Die Erinnerungstafel war federführend von der Stadt Warendorf unter inhaltlicher Mitwirkung des Historikers Prof. Dr. Paul Leidinger geschaffen worden. Bürgermeister Peter Horstmann und Horst Breuer, der Sachgebietsleiter für Kultur, wohnten der feierlichen Einweihung ebenfalls bei. Zur Realisierung des Gedenkortes hatten Barbara und Harald Dierig aus dem Heimatbund Kreis Reichenbach, der Patengemeinde Warendorfs, erheblich beigetragen. Die Gedenkstele entstand auf Initiative des Grafschaft Glatz e.V., zuvorderst durch den Zeitzeugen und heutigen Großdechanten der Grafschaft Glatz, Franz Jung.
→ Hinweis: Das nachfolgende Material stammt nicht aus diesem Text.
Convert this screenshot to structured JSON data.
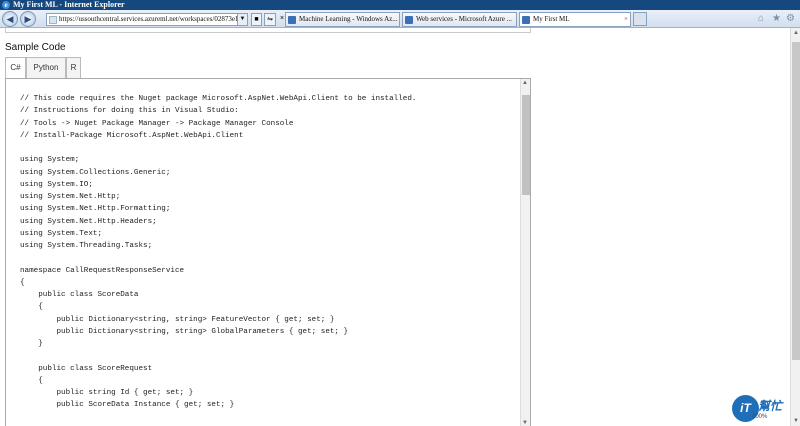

Förderer des Gedenkortes sind die Grafschaft Glatz e.V. Münster, die Darlehnskasse im Bistum Münster, der Heimatbund Hirschberg, der Heimatbund Kreis Reichenbach/Schlesien, der Heimatverein Warendorf, das Heimatwerk Grafschaft Glatz, das Heimatwerk Schlesischer Katholiken, die Kulturstiftung der Sparkasse, die NRW-Stiftung, die Stadt Warendorf sowie zahlreiche private Spender:innen.